News Brief: IMF Authorizes US$121 Million in Disbursements to Yemen
October 24, 2001
The Executive Board of the International Monetary Fund (IMF) authorized today disbursements to the Republic of Yemen totaling SDR 95.2 million (about US$121 million) after reviewing the nation's performance under an economic program supported by Poverty Reduction and Growth Facility1 (PRGF) and Extended Fund Facility2 (EFF) credits (see Press Release No. 01/6).
Completion of the first and second reviews of Yemen's Third Annual Arrangement under the PRGF enables the release of SDR 68.75 million (about US$87 million), which will bring total disbursements authorized under the PRGF component of Yemen's Fund-supported program to SDR 238.8 million (about US$303 million).
The completion of the Fifth and Sixth Reviews under the EFF arrangement with Yemen would allow the Fund to release another SDR 26.4 million (about US$34 million), although the authorities have indicated Yemen will not be drawing under this facility. Total disbursements under the EFF component of the Fund-supported program have amounted to SDR 46.5 million (about US$59 million).
Following the Executive Board's discussion of Yemen's economic and structural reform program, Shigemitsu Sugisaki, Deputy Managing Director and Acting Chairman, stated:
"Yemen has successfully consolidated the gains achieved in macroeconomic stability in recent years. Macroeconomic policies remain on track and, despite setbacks in some areas, progress has been made in the structural reform agenda. Accordingly, the IMF has decided to complete the reviews and grant the necessary waivers with respect to the structural performance criteria that were not observed.
"Restraint on fiscal expenditure in 2001, in the face of large oil windfalls, has enabled the authorities to build up a substantial cushion of external reserves. By raising diesel prices by 70 percent, the authorities also achieved a substantial reduction in subsidies on petroleum products, and set the conditions for improving the structure of public spending towards more efficient and socially productive outlays. Revenue measures will also be needed to safeguard the fiscal position in the medium term, especially in view of the prospective decline in oil reserves. Following some regrettable delays, the authorities' commitment to continue working towards implementation of a broad-based value added tax at a single rate is encouraging.
"Structural reform is continuing, albeit more slowly than intended. The trade regime has been liberalized further; pension and civil service reform are underway; and targeted improvements in the investment law are expected to be adopted soon.
"A full Poverty Reduction Strategy Paper is being elaborated to clarify poverty reduction targets, improve the quality of public expenditure, and ensure that it is better targeted to poverty relief," Mr. Sugisaki said.

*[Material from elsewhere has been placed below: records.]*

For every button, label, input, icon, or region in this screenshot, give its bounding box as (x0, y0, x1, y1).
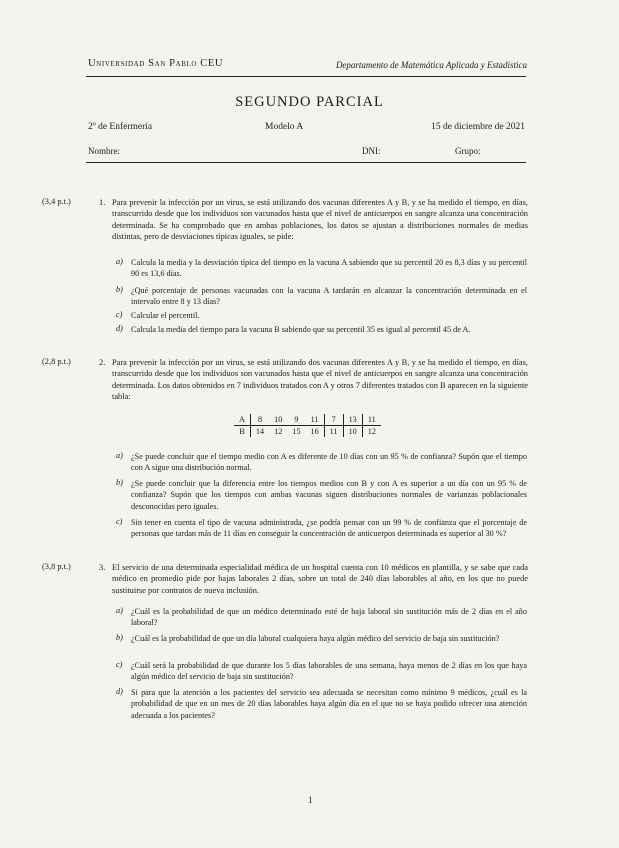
name-field-label: Nombre: (88, 146, 120, 156)
table-cell: 16 (310, 427, 319, 436)
question-3-item-c-label: c) (116, 660, 123, 669)
question-3-points: (3,8 p.t.) (42, 562, 71, 571)
page-number: 1 (308, 795, 313, 805)
question-1-number: 1. (99, 198, 106, 207)
table-row-b (234, 426, 381, 438)
vaccine-data-table (234, 414, 381, 437)
question-1-item-a: Calcula la media y la desviación típica del tiempo en la vacuna A sabiendo que su percentil 20 es 8,3 días y su percentil 90 es 13,6 días. (131, 258, 527, 279)
table-cell: 10 (343, 426, 362, 438)
question-2-number: 2. (99, 358, 106, 367)
question-1-item-b-label: b) (116, 285, 123, 294)
exam-title: SEGUNDO PARCIAL (235, 94, 384, 110)
dni-field-label: DNI: (362, 146, 381, 156)
university-name: Universidad San Pablo CEU (88, 58, 224, 69)
fields-rule (86, 162, 526, 163)
question-2-item-c: Sin tener en cuenta el tipo de vacuna administrada, ¿se podría pensar con un 99 % de confianza que el porcentaje de personas que tardan más de 11 días en conseguir la concentración de anticuerpos determinada es superior al 30 %? (131, 518, 527, 539)
table-row-head: B (234, 426, 250, 438)
table-cell: 12 (274, 427, 283, 436)
question-1-item-b: ¿Qué porcentaje de personas vacunadas con la vacuna A tardarán en alcanzar la concentración determinada en el intervalo entre 8 y 13 días? (131, 286, 527, 307)
question-1-item-d-label: d) (116, 324, 123, 333)
question-3-item-a: ¿Cuál es la probabilidad de que un médico determinado esté de baja laboral sin sustitución más de 2 días en el año laboral? (131, 607, 527, 628)
table-cell: 15 (292, 427, 301, 436)
question-1-item-d: Calcula la media del tiempo para la vacuna B sabiendo que su percentil 35 es igual al percentil 45 de A. (131, 325, 471, 334)
table-cell: 8 (250, 414, 269, 426)
course-label: 2º de Enfermería (88, 122, 153, 132)
question-1-item-a-label: a) (116, 257, 123, 266)
department-name: Departamento de Matemática Aplicada y Estadística (335, 60, 527, 70)
table-cell: 11 (305, 414, 324, 426)
question-2-item-a: ¿Se puede concluir que el tiempo medio con A es diferente de 10 días con un 95 % de confianza? Supón que el tiempo con A sigue una distribución normal. (131, 452, 527, 473)
question-3-number: 3. (99, 563, 106, 572)
table-cell: 12 (362, 426, 381, 438)
group-field-label: Grupo: (455, 146, 481, 156)
table-cell: 11 (324, 426, 343, 438)
question-3-item-d-label: d) (116, 687, 123, 696)
question-1-item-c-label: c) (116, 310, 123, 319)
question-2-points: (2,8 p.t.) (42, 357, 71, 366)
question-1-item-c: Calcular el percentil. (131, 311, 200, 320)
question-2-item-a-label: a) (116, 451, 123, 460)
table-cell: 9 (287, 414, 305, 426)
question-2-item-b-label: b) (116, 478, 123, 487)
table-cell: 10 (269, 414, 287, 426)
question-2-item-b: ¿Se puede concluir que la diferencia entre los tiempos medios con B y con A es superior a un día con un 95 % de confianza? Supón que los tiempos con ambas vacunas siguen distribuciones normales de varianzas poblacionales desconocidas pero iguales. (131, 479, 527, 511)
exam-date: 15 de diciembre de 2021 (431, 122, 525, 132)
table-row-a (234, 414, 381, 426)
table-cell: 13 (343, 414, 362, 426)
table-cell: 11 (362, 414, 381, 426)
question-3-item-b-label: b) (116, 633, 123, 642)
question-3-item-b: ¿Cuál es la probabilidad de que un día laboral cualquiera haya algún médico del servicio de baja sin sustitución? (131, 634, 500, 643)
question-3-item-c: ¿Cuál será la probabilidad de que durante los 5 días laborables de una semana, haya menos de 2 días en los que haya algún médico del servicio de baja sin sustitución? (131, 661, 527, 682)
table-cell: 7 (324, 414, 343, 426)
question-2-item-c-label: c) (116, 517, 123, 526)
question-3-item-d: Si para que la atención a los pacientes del servicio sea adecuada se necesitan como mínimo 9 médicos, ¿cuál es la probabilidad de que en un mes de 20 días laborables haya algún día en el que no se haya podido ofrecer una atención adecuada a los pacientes? (131, 688, 527, 720)
question-1-text: Para prevenir la infección por un virus, se está utilizando dos vacunas diferentes A y B, y se ha medido el tiempo, en días, transcurrido desde que los individuos son vacunados hasta que el nivel de anticuerpos en sangre alcanza una concentración determinada. Se ha comprobado que en ambas poblaciones, los datos se ajustan a distribuciones normales de medias distintas, pero de desviaciones típicas iguales, se pide: (112, 198, 528, 242)
question-3-text: El servicio de una determinada especialidad médica de un hospital cuenta con 10 médicos en plantilla, y se sabe que cada médico en promedio pide por bajas laborales 2 días, sobre un total de 240 días laborables al año, en los que no puede sustituirse por contratos de nueva inclusión. (112, 563, 528, 595)
question-2-text: Para prevenir la infección por un virus, se está utilizando dos vacunas diferentes A y B, y se ha medido el tiempo, en días, transcurrido desde que los individuos son vacunados hasta que el nivel de anticuerpos en sangre alcanza una concentración determinada. Los datos obtenidos en 7 individuos tratados con A y otros 7 diferentes tratados con B aparecen en la siguiente tabla: (112, 358, 528, 402)
question-1-points: (3,4 p.t.) (42, 197, 71, 206)
question-3-item-a-label: a) (116, 606, 123, 615)
table-row-head: A (234, 414, 250, 426)
table-cell: 14 (255, 427, 265, 436)
header-rule (86, 76, 526, 77)
model-label: Modelo A (265, 122, 304, 132)
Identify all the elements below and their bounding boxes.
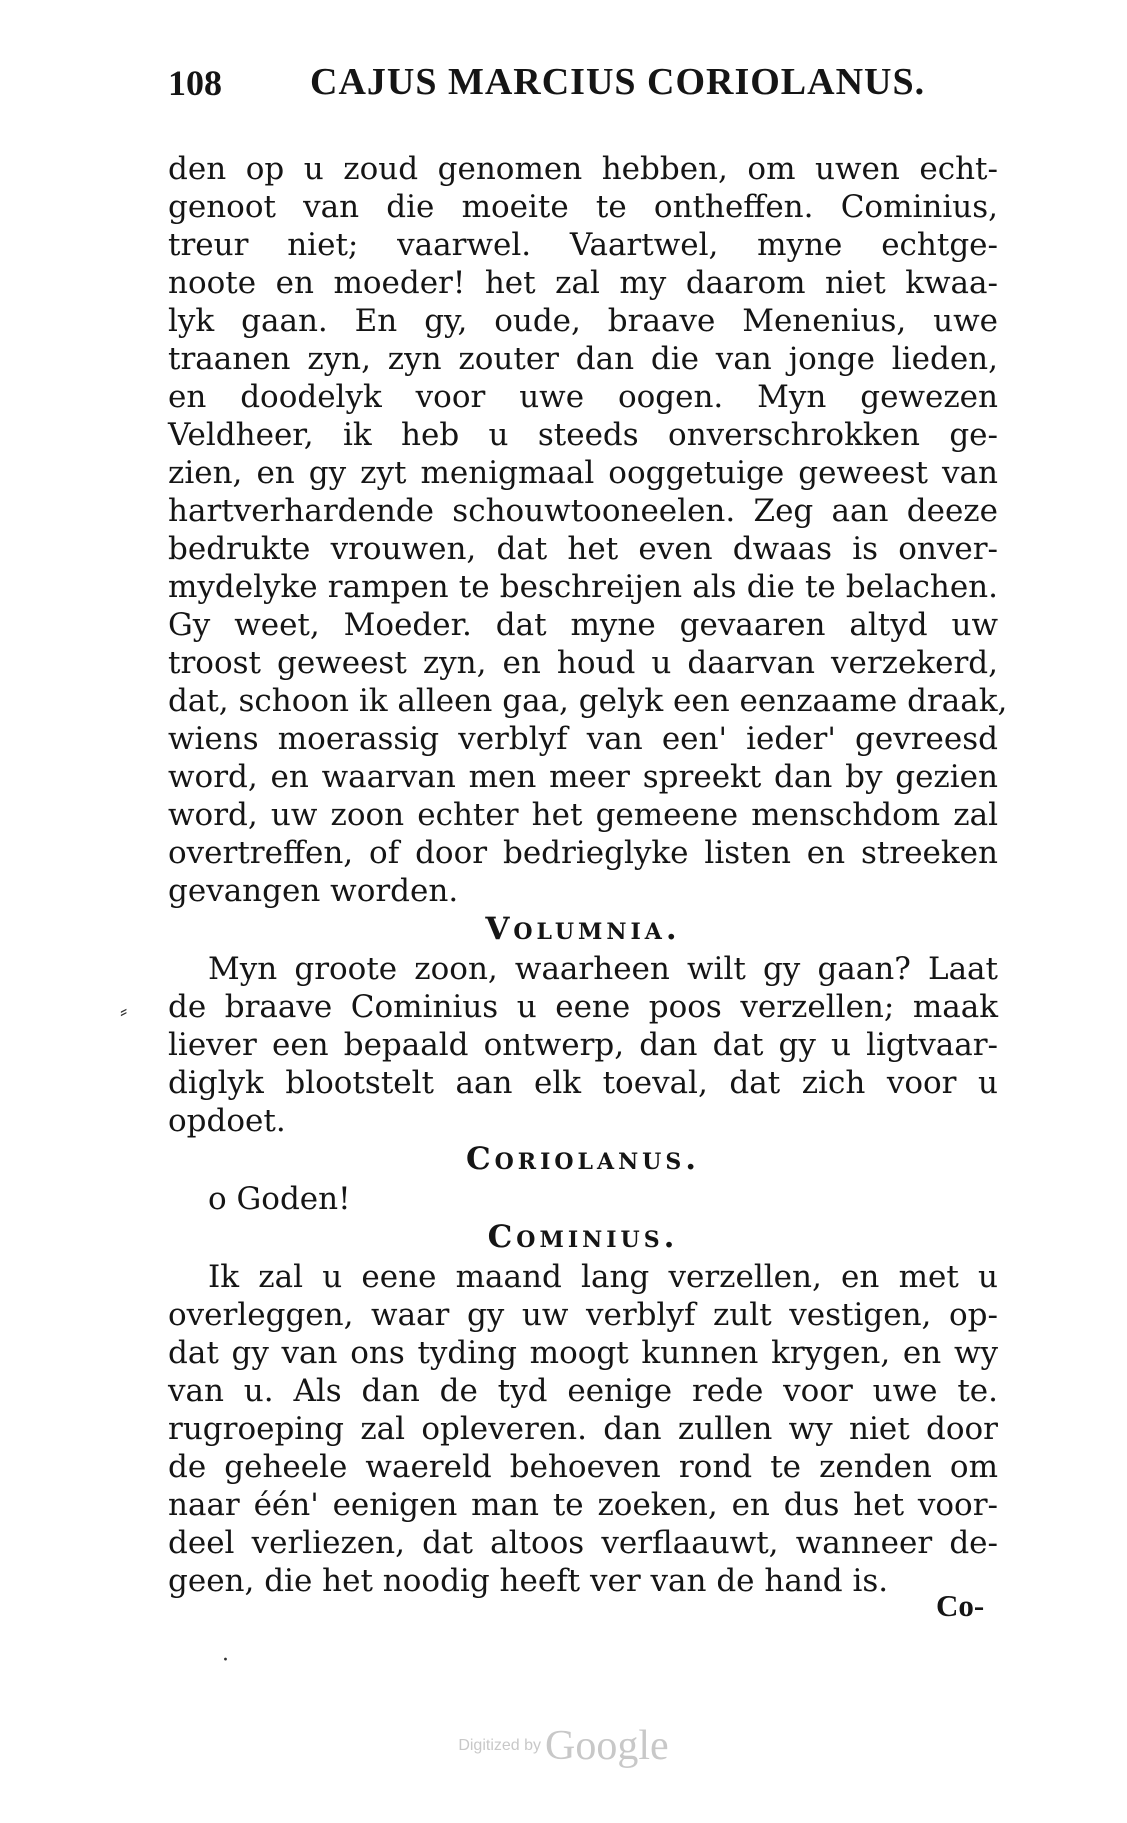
text-line: traanen zyn, zyn zouter dan die van jonge lieden, — [168, 341, 998, 377]
google-logo: Google — [545, 1723, 669, 1769]
text-line: opdoet. — [168, 1103, 286, 1139]
text-line: overtreffen, of door bedrieglyke listen en streeken — [168, 835, 998, 871]
text-line: treur niet; vaarwel. Vaartwel, myne echtge- — [168, 227, 998, 263]
text-line: diglyk blootstelt aan elk toeval, dat zich voor u — [168, 1065, 998, 1101]
text-line: noote en moeder! het zal my daarom niet kwaa- — [168, 265, 998, 301]
speaker-name: Volumnia. — [485, 911, 681, 947]
speech-paragraph — [168, 150, 1008, 910]
text-line: dat, schoon ik alleen gaa, gelyk een eenzaame draak, — [168, 683, 1008, 719]
text-line: genoot van die moeite te ontheffen. Cominius, — [168, 189, 998, 225]
text-line: liever een bepaald ontwerp, dan dat gy u ligtvaar- — [168, 1027, 998, 1063]
text-line: overleggen, waar gy uw verblyf zult vestigen, op- — [168, 1297, 998, 1333]
margin-mark: ⸗ — [120, 999, 128, 1024]
speech-paragraph — [168, 950, 998, 1140]
ink-speck: · — [222, 1648, 229, 1673]
text-line: Veldheer, ik heb u steeds onverschrokken ge- — [168, 417, 998, 453]
catchword: Co- — [936, 1588, 985, 1623]
speech-paragraph — [168, 1258, 998, 1600]
text-line: rugroeping zal opleveren. dan zullen wy niet door — [168, 1411, 998, 1447]
text-line: zien, en gy zyt menigmaal ooggetuige geweest van — [168, 455, 998, 491]
text-line: Ik zal u eene maand lang verzellen, en met u — [208, 1259, 998, 1295]
text-line: gevangen worden. — [168, 873, 459, 909]
page-header — [168, 56, 1008, 108]
digitized-watermark — [0, 1722, 1127, 1770]
body-text — [168, 150, 1008, 1600]
speech-paragraph — [168, 1180, 998, 1218]
text-line: lyk gaan. En gy, oude, braave Menenius, uwe — [168, 303, 998, 339]
text-line: Gy weet, Moeder. dat myne gevaaren altyd uw — [168, 607, 998, 643]
text-line: Myn groote zoon, waarheen wilt gy gaan? Laat — [208, 951, 998, 987]
watermark-digitized-text: Digitized by — [458, 1737, 542, 1754]
text-line: hartverhardende schouwtooneelen. Zeg aan deeze — [168, 493, 998, 529]
text-line: bedrukte vrouwen, dat het even dwaas is onver- — [168, 531, 998, 567]
text-line: geen, die het noodig heeft ver van de hand is. — [168, 1563, 889, 1599]
text-line: word, en waarvan men meer spreekt dan by gezien — [168, 759, 998, 795]
text-line: troost geweest zyn, en houd u daarvan verzekerd, — [168, 645, 998, 681]
text-line: van u. Als dan de tyd eenige rede voor uwe te. — [168, 1373, 998, 1409]
running-title: CAJUS MARCIUS CORIOLANUS. — [310, 61, 926, 103]
text-line: den op u zoud genomen hebben, om uwen echt- — [168, 151, 998, 187]
speaker-name: Coriolanus. — [465, 1141, 701, 1177]
text-line: deel verliezen, dat altoos verflaauwt, wanneer de- — [168, 1525, 998, 1561]
text-line: dat gy van ons tyding moogt kunnen krygen, en wy — [168, 1335, 998, 1371]
text-line: mydelyke rampen te beschreijen als die te belachen. — [168, 569, 998, 605]
text-line: wiens moerassig verblyf van een' ieder' gevreesd — [168, 721, 998, 757]
text-line: word, uw zoon echter het gemeene menschdom zal — [168, 797, 998, 833]
speaker-name: Cominius. — [487, 1219, 679, 1255]
text-line: de braave Cominius u eene poos verzellen; maak — [168, 989, 998, 1025]
text-line: o Goden! — [208, 1181, 351, 1217]
text-line: naar één' eenigen man te zoeken, en dus het voor- — [168, 1487, 998, 1523]
text-line: de geheele waereld behoeven rond te zenden om — [168, 1449, 998, 1485]
page-number: 108 — [168, 63, 222, 103]
text-line: en doodelyk voor uwe oogen. Myn gewezen — [168, 379, 998, 415]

1 On November 22, 1999, the IMF's concessional facility for low-income countries, the Enhanced Structural Adjustment Facility, was renamed the Poverty Reduction and Growth Facility, and its purposes were redefined. It is intended that PRGF-supported programs will in time be based on country-owned poverty reduction strategies adopted in a participatory process involving civil society and development partners, and articulated in a poverty reduction strategy paper. This is intended to ensure that each PRGF-supported program is consistent with a comprehensive framework for macroeconomic, structural, and social policies to foster growth and reduce poverty. PRGF loans carry an interest rate of 0.5 percent a year, and are repayable over 10 years with a 5½-year grace period on principal payments.
2 The EFF is an IMF financing facility that supports medium-term programs that seek to overcome balance of payments difficulties stemming from macroeconomic imbalances and structural problems. EFF loans carry a variable annual interest rate that is currently 3.73%. EFF loans are repayable over 10 years with a 4½-year grace period on principal payments.